The officials issued a 93-page rebuttal to the claims made by Cyber Ninjas, the company that state Senate Republicans had hired to conduct the election review, and its subcontractors.
"The truth is the Maricopa County 2020 election was not stolen from Donald Trump," said County Recorder Stephen Richer, a Republican elected in 2020 who has defended the integrity of an elections office that was overseen by the Democrat he defeated.
Presenting the rebuttal to the Maricopa County Board of Supervisors in a four-hour meeting Wednesday, county elections officials said that 76 of the 77 claims made in the Cyber Ninjas report were false or misleading.
They confirmed one error that Cyber Ninjas had identified: Fifty ballots had been double-counted. They were scanned and tabulated twice by a temporary employee who was among many hired to help with the election, said Scott Jarrett, the county's co-director of elections. He said the double-counted ballots did not change the outcome of any election.
County officials said they had identified 37 additional ballots that could merit further investigation and had forwarded those to the Arizona attorney general.
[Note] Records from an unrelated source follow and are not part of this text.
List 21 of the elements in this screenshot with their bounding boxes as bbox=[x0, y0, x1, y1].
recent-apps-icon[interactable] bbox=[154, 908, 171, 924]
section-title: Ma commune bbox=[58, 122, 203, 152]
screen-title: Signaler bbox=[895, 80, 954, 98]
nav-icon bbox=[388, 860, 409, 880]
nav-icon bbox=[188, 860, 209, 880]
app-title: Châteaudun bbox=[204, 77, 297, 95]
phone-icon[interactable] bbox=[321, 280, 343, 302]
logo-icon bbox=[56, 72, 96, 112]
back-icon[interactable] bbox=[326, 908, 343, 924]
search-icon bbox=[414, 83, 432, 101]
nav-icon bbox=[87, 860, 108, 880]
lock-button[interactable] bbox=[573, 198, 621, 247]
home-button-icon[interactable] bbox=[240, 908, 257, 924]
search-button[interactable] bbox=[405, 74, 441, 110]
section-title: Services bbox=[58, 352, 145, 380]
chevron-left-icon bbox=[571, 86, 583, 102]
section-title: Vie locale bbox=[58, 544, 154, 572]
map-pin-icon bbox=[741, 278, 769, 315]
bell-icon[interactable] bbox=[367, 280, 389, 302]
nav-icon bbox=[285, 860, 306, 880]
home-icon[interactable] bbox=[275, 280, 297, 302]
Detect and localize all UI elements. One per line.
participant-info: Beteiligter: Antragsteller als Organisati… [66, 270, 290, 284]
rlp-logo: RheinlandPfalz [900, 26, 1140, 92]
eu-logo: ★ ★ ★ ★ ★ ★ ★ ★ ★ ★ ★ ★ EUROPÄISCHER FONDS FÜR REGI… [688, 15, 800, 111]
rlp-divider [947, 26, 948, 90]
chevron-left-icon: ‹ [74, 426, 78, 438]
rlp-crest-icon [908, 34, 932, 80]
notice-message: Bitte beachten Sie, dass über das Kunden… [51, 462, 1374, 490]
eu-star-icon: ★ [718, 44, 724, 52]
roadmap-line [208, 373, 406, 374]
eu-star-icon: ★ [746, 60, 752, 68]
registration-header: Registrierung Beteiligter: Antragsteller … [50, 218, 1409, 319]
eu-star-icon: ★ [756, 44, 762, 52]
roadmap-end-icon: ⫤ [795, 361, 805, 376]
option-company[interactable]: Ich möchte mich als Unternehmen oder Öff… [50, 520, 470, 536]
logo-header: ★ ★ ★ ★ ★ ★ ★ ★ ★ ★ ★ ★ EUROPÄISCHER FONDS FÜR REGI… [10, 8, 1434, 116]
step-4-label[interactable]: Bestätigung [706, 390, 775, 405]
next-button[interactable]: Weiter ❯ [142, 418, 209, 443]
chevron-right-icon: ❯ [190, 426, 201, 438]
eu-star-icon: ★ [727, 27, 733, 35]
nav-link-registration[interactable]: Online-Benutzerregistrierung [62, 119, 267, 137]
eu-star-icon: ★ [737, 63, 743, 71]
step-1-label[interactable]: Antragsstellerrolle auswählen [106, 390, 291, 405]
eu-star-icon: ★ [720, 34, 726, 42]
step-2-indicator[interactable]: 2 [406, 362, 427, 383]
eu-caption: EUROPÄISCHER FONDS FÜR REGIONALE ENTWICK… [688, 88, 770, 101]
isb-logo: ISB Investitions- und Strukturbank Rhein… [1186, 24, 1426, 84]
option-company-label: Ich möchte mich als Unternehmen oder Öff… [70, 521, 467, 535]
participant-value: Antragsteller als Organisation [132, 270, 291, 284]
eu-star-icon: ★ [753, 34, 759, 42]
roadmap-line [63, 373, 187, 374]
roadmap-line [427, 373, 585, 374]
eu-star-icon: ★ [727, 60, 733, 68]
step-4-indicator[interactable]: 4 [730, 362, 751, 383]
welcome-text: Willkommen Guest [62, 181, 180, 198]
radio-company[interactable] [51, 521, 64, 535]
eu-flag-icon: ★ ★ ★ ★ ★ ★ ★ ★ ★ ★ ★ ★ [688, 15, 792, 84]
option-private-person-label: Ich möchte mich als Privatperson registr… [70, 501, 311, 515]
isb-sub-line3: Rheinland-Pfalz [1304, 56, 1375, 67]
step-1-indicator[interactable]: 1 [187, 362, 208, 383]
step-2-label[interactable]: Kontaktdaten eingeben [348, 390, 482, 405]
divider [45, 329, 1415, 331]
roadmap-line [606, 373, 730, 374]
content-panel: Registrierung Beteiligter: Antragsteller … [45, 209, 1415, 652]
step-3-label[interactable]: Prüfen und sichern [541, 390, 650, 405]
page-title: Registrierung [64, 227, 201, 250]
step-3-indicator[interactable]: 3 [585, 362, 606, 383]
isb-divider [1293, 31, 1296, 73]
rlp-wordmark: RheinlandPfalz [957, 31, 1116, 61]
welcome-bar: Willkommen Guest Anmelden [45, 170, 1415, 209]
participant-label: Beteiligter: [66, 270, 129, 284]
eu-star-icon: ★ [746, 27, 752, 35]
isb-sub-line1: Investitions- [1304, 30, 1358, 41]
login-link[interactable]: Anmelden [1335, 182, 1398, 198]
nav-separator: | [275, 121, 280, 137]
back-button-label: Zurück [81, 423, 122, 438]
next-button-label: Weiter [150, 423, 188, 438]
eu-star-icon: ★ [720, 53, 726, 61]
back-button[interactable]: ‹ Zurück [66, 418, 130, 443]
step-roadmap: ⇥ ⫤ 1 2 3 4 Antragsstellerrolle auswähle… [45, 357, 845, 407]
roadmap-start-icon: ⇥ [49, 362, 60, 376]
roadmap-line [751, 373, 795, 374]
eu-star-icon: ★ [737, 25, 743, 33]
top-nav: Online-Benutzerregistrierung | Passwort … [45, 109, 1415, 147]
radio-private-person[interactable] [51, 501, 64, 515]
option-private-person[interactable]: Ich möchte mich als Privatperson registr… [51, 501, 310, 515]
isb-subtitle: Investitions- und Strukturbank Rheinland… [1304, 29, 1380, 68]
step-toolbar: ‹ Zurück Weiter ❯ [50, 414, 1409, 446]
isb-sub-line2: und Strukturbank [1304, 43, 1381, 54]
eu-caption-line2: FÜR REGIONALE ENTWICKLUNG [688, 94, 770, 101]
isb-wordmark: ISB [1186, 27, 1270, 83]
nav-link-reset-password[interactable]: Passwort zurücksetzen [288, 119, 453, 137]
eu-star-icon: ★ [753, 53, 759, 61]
"We actually went and researched every single voter. And if, in the very rare instance, there was anything that was potentially unlawful, it was referred to the attorney general," Richer said.
Arizona Senate President Karen Fann, who commissioned the Cyber Ninjas' review, had not yet watched the Maricopa County officials' presentation and did not have a comment, communications director Kim Quintero said.
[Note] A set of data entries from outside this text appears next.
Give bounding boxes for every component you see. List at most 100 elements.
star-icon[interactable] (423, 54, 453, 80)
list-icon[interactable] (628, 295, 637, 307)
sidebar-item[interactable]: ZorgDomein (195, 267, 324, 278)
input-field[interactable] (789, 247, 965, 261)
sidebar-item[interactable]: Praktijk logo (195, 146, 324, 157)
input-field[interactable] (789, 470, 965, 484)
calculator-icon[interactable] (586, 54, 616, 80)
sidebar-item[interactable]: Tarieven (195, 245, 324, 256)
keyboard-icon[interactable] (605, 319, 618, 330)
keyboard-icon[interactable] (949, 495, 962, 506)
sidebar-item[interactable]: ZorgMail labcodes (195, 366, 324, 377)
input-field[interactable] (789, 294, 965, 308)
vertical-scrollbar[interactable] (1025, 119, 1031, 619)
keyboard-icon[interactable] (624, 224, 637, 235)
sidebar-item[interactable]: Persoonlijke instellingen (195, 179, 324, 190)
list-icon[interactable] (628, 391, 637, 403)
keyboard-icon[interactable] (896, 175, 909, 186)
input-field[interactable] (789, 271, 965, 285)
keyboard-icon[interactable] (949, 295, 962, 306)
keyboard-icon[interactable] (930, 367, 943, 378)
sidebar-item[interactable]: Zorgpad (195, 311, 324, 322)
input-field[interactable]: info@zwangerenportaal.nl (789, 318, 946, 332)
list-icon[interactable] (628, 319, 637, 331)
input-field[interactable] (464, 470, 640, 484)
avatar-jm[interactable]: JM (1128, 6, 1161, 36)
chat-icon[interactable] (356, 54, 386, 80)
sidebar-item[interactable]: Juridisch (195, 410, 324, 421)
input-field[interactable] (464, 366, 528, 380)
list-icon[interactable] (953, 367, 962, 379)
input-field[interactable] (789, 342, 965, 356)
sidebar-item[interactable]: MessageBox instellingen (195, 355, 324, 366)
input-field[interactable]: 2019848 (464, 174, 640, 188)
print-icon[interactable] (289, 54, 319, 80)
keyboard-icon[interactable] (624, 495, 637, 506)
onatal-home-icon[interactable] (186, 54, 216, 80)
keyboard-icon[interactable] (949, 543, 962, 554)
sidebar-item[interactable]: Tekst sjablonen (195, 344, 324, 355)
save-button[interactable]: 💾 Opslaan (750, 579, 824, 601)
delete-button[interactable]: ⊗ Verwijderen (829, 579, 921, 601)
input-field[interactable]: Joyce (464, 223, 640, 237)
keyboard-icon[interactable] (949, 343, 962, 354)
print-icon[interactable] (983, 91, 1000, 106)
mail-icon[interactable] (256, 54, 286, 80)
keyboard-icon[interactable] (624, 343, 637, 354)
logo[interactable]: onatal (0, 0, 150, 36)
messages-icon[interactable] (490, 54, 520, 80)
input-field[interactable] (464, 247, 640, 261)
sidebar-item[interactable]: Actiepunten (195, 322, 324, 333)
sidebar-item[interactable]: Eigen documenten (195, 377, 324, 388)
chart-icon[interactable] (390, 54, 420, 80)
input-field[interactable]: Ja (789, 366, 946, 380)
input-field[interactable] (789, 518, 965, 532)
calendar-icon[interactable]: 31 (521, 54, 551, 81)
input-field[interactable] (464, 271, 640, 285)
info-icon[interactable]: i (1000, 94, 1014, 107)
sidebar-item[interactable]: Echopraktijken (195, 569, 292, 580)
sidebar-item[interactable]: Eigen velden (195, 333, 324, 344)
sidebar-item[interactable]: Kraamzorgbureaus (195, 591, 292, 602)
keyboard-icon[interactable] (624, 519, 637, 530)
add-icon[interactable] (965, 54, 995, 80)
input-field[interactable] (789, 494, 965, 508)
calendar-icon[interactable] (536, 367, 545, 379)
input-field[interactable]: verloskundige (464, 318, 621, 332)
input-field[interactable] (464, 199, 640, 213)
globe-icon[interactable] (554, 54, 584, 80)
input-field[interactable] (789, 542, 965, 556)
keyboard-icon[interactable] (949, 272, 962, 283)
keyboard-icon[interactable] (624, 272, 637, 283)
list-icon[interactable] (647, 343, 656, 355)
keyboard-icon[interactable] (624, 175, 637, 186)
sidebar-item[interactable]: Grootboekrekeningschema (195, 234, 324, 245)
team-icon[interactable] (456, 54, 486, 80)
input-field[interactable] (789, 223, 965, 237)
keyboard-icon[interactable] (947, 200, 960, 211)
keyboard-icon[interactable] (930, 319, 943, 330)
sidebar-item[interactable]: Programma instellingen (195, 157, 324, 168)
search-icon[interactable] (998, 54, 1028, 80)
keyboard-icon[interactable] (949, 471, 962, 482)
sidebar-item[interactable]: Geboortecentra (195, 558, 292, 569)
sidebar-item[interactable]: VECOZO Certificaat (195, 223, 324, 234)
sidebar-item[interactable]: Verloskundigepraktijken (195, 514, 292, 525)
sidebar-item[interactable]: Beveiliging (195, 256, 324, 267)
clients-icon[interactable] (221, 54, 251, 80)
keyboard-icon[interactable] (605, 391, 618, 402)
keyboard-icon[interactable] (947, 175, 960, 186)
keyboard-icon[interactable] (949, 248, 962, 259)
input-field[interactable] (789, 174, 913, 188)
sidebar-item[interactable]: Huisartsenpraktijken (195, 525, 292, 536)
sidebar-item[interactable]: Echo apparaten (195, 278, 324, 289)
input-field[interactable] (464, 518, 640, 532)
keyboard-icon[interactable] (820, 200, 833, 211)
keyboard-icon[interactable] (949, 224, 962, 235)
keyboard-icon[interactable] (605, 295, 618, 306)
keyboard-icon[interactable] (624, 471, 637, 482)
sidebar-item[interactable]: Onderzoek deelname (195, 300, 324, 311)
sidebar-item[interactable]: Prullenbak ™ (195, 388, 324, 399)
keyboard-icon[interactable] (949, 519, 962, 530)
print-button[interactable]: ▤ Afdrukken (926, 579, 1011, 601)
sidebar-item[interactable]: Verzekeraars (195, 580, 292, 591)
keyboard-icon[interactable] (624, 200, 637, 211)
Representatives for Doug Logan, the head of Cyber Ninjas, did not respond to CNN's request for comment.
Bill Gates, the chairman of the Maricopa County Board of Supervisors, said he hopes Arizona lawmakers ignore the Cyber Ninjas report as they consider overhauling elections laws.
"It's been debunked and it was written by people who are not experts in the field," Gates said. "We're done. This is the end of the 2020 election. We have addressed the issues; we have debunked them."
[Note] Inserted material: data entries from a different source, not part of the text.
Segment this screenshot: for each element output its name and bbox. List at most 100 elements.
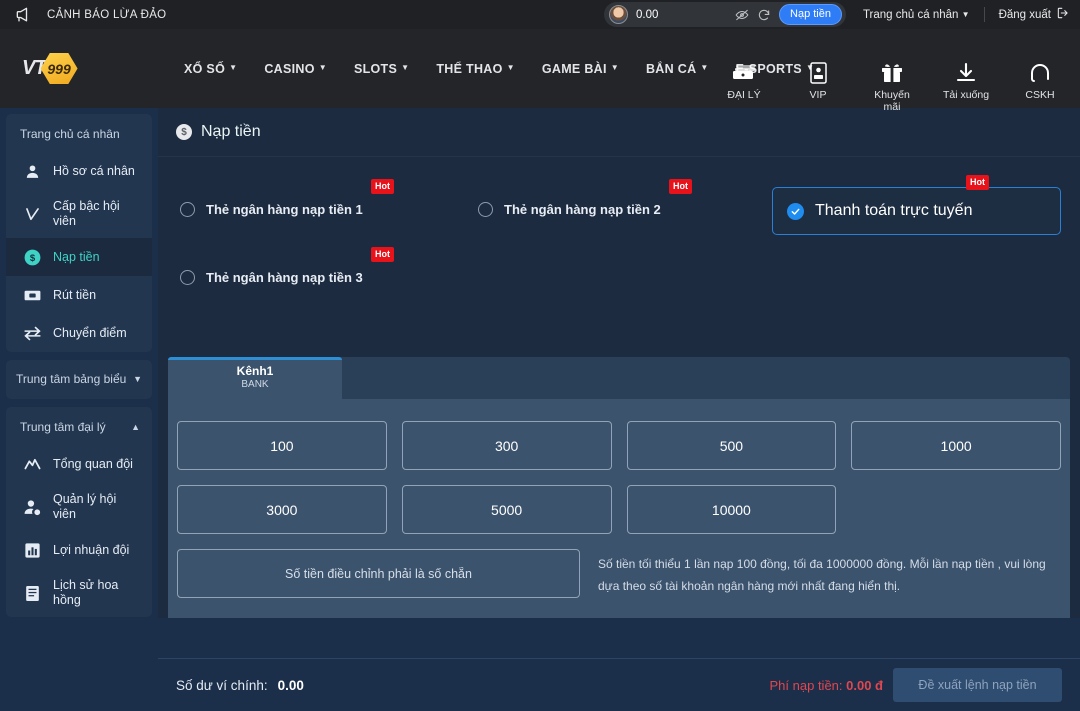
site-logo[interactable]: VT 999: [22, 52, 126, 85]
nav-icon-label: ĐẠI LÝ: [727, 89, 761, 101]
manage-user-icon: [22, 497, 42, 517]
sidebar-group-title: Trang chủ cá nhân: [6, 114, 152, 152]
logout-label: Đăng xuất: [998, 8, 1051, 21]
wallet-balance-value: 0.00: [277, 677, 304, 693]
nav-label: SLOTS: [353, 61, 398, 76]
payment-method-bank-2[interactable]: Thẻ ngân hàng nạp tiền 2 Hot: [478, 179, 692, 217]
amount-button-500[interactable]: 500: [626, 421, 837, 470]
nav-item-ban-ca[interactable]: BẮN CÁ ▼: [646, 62, 709, 76]
sidebar-group-chart-center[interactable]: Trung tâm bảng biểu ▼: [6, 360, 152, 399]
nav-icon-tai-xuong[interactable]: Tải xuống: [940, 59, 992, 101]
nav-label: GAME BÀI: [541, 61, 607, 76]
amount-preset-grid: 100 300 500 1000 3000 5000 10000: [177, 421, 1061, 534]
payment-method-bank-1[interactable]: Thẻ ngân hàng nạp tiền 1 Hot: [180, 179, 394, 217]
vip-rank-icon: [22, 204, 42, 224]
sidebar-item-loi-nhuan-doi[interactable]: Lợi nhuận đội: [6, 531, 152, 569]
nav-label: CASINO: [264, 61, 315, 76]
payment-method-label: Thẻ ngân hàng nạp tiền 1: [206, 202, 363, 217]
deposit-fee-value: 0.00 đ: [846, 677, 883, 693]
nav-label: BẮN CÁ: [645, 61, 697, 76]
amount-button-5000[interactable]: 5000: [401, 485, 612, 534]
avatar: [609, 5, 628, 24]
nav-item-the-thao[interactable]: THỂ THAO ▼: [436, 62, 515, 76]
deposit-panel-body: 100 300 500 1000 3000 5000 10000 Số tiền…: [168, 399, 1070, 618]
sidebar-item-label: Hồ sơ cá nhân: [53, 163, 135, 178]
trend-chart-icon: [22, 454, 42, 474]
nav-icon-label: Tải xuống: [942, 89, 990, 101]
bar-chart-icon: [22, 540, 42, 560]
refresh-icon[interactable]: [757, 8, 771, 22]
sidebar-item-tong-quan-doi[interactable]: Tổng quan đội: [6, 445, 152, 483]
sidebar-group-title[interactable]: Trung tâm đại lý ▲: [6, 407, 152, 445]
tab-subtitle: BANK: [241, 378, 269, 390]
custom-amount-row: Số tiền tối thiểu 1 lần nạp 100 đồng, tố…: [177, 549, 1061, 598]
deposit-fee: Phí nạp tiền: 0.00 đ: [770, 678, 883, 693]
scam-alert-text: CẢNH BÁO LỪA ĐẢO: [47, 8, 167, 21]
radio-icon[interactable]: [180, 202, 195, 217]
hot-badge: Hot: [371, 247, 394, 262]
nav-item-casino[interactable]: CASINO ▼: [264, 62, 327, 76]
chevron-down-icon: ▼: [229, 63, 238, 72]
nav-icon-cskh[interactable]: CSKH: [1014, 59, 1066, 101]
eye-off-icon[interactable]: [735, 8, 749, 22]
sidebar-group-label: Trung tâm bảng biểu: [16, 372, 127, 386]
nav-icon-dai-ly[interactable]: ĐẠI LÝ: [718, 59, 770, 101]
radio-icon[interactable]: [478, 202, 493, 217]
sidebar-item-nap-tien[interactable]: $ Nạp tiền: [6, 238, 152, 276]
gift-icon: [866, 59, 918, 87]
sidebar-group-personal: Trang chủ cá nhân Hồ sơ cá nhân Cấp bậc …: [6, 114, 152, 352]
nav-label: XỔ SỐ: [184, 61, 226, 76]
page-header: $ Nạp tiền: [158, 108, 1080, 157]
deposit-hint-text: Số tiền tối thiểu 1 lần nạp 100 đồng, tố…: [598, 557, 1046, 594]
chevron-up-icon[interactable]: ▲: [131, 422, 140, 433]
sidebar-item-quan-ly-hoi-vien[interactable]: Quản lý hội viên: [6, 483, 152, 531]
account-balance-pill: 0.00 Nạp tiền: [604, 2, 846, 27]
amount-button-300[interactable]: 300: [401, 421, 612, 470]
wallet-balance-label: Số dư ví chính:: [176, 677, 268, 693]
radio-icon[interactable]: [180, 270, 195, 285]
transfer-icon: [22, 323, 42, 343]
custom-amount-input[interactable]: [177, 549, 580, 598]
money-stack-icon: [718, 59, 770, 87]
sidebar-item-ho-so-ca-nhan[interactable]: Hồ sơ cá nhân: [6, 152, 152, 190]
withdraw-icon: [22, 285, 42, 305]
sidebar-item-rut-tien[interactable]: Rút tiền: [6, 276, 152, 314]
nav-icon-vip[interactable]: VIP: [792, 59, 844, 101]
deposit-fee-label: Phí nạp tiền:: [769, 677, 843, 693]
deposit-panel: Kênh1 BANK 100 300 500 1000 3000 5000 10…: [168, 357, 1070, 618]
deposit-icon: $: [22, 247, 42, 267]
hot-badge: Hot: [371, 179, 394, 194]
nav-item-slots[interactable]: SLOTS ▼: [354, 62, 409, 76]
nav-icon-label: Khuyến mãi: [874, 89, 910, 114]
sidebar-item-label: Rút tiền: [53, 287, 97, 302]
nav-icon-khuyen-mai[interactable]: Khuyến mãi: [866, 59, 918, 113]
submit-deposit-button[interactable]: Đề xuất lệnh nạp tiền: [893, 668, 1062, 702]
personal-home-menu[interactable]: Trang chủ cá nhân ▼: [849, 9, 984, 21]
chevron-down-icon: ▼: [318, 63, 327, 72]
user-icon: [22, 161, 42, 181]
logout-icon: [1056, 6, 1070, 23]
header-deposit-button[interactable]: Nạp tiền: [779, 4, 842, 25]
logo-hex-badge: 999: [40, 52, 78, 85]
amount-button-1000[interactable]: 1000: [851, 421, 1061, 470]
payment-method-online-selected[interactable]: Thanh toán trực tuyến Hot: [772, 175, 1061, 235]
amount-button-3000[interactable]: 3000: [177, 485, 387, 534]
payment-method-bank-3[interactable]: Thẻ ngân hàng nạp tiền 3 Hot: [180, 247, 394, 285]
sidebar-item-lich-su-hoa-hong[interactable]: Lịch sử hoa hồng: [6, 569, 152, 617]
radio-checked-icon[interactable]: [787, 202, 804, 220]
sidebar-item-label: Tổng quan đội: [53, 456, 133, 471]
sidebar-group-label: Trung tâm đại lý: [20, 420, 106, 434]
amount-button-10000[interactable]: 10000: [626, 485, 837, 534]
amount-button-100[interactable]: 100: [177, 421, 387, 470]
vip-card-icon: [792, 59, 844, 87]
chevron-down-icon[interactable]: ▼: [133, 374, 142, 385]
tab-kenh1[interactable]: Kênh1 BANK: [168, 357, 342, 399]
main-content: $ Nạp tiền Thẻ ngân hàng nạp tiền 1 Hot …: [158, 108, 1080, 711]
sidebar-item-chuyen-diem[interactable]: Chuyển điểm: [6, 314, 152, 352]
nav-item-xo-so[interactable]: XỔ SỐ ▼: [184, 62, 237, 76]
sidebar-item-cap-bac-hoi-vien[interactable]: Cấp bậc hội viên: [6, 190, 152, 238]
page-title: Nạp tiền: [201, 123, 261, 140]
nav-icon-label: VIP: [809, 89, 827, 101]
nav-item-game-bai[interactable]: GAME BÀI ▼: [542, 62, 619, 76]
logout-button[interactable]: Đăng xuất: [985, 6, 1080, 23]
The Cyber Ninjas' report, presented in September 2021, showed that its hand count of ballots virtually matched what the county had reported. However, the report also cast doubt on more than 53,000 ballots out of the 2.1 million cast in Maricopa County, the largest county in a state where President Joe Biden defeated Trump by 10,457 votes.
The Cyber Ninjas report was based on a review that used tactics that elections experts in both parties had said for months were certain to produce inaccurate results. And many of its conclusions were disproven by county officials, journalists and elections experts in real time.
Still, Trump and his allies seized on those elements of the report, citing them to support the former President's lies that voter fraud was responsible for his 2020 loss.
The largest batch of ballots that Cyber Ninjas and its subcontractors had called into question were 23,344 mail-in ballots that they claimed had come from people who had moved. They had drawn that conclusion after analyzing names and years of birth, with the help of a third-party commercial database.
County officials said those methods were faulty, in part because they ignored the reality that some people with the same name will be born in the same year in the most populous county in Arizona.
Reviewing Cyber Ninjas' data, county officials used more data, including full names, dates of birth, Social Security numbers, state-issued IDs, presidential election voting histories, signatures and, in some cases, parents' last names and voters' occupations.
"The County reviewed voters from these seven data sets and found that the methodologies and claims were inaccurate," the rebuttal said. "The analysis that Cyber Ninjas performed relied on the use of a third-party commercial database. The combination of the use of this commercial database and the soft matching techniques are likely a key reason Cyber Ninjas made incorrect conclusions."
The report also delves into scathing detail on the tactics used by Shiva Ayyadurai, an elections conspiracy theorist who Cyber Ninjas had tapped to review mail-in ballot envelopes. His false claims, based on a lack of understanding of Arizona's early-voting laws and how ballot envelopes had been scanned, had already been widely debunked, but they have been cited by Trump and his allies in order to cast doubt on tens of thousands more ballots.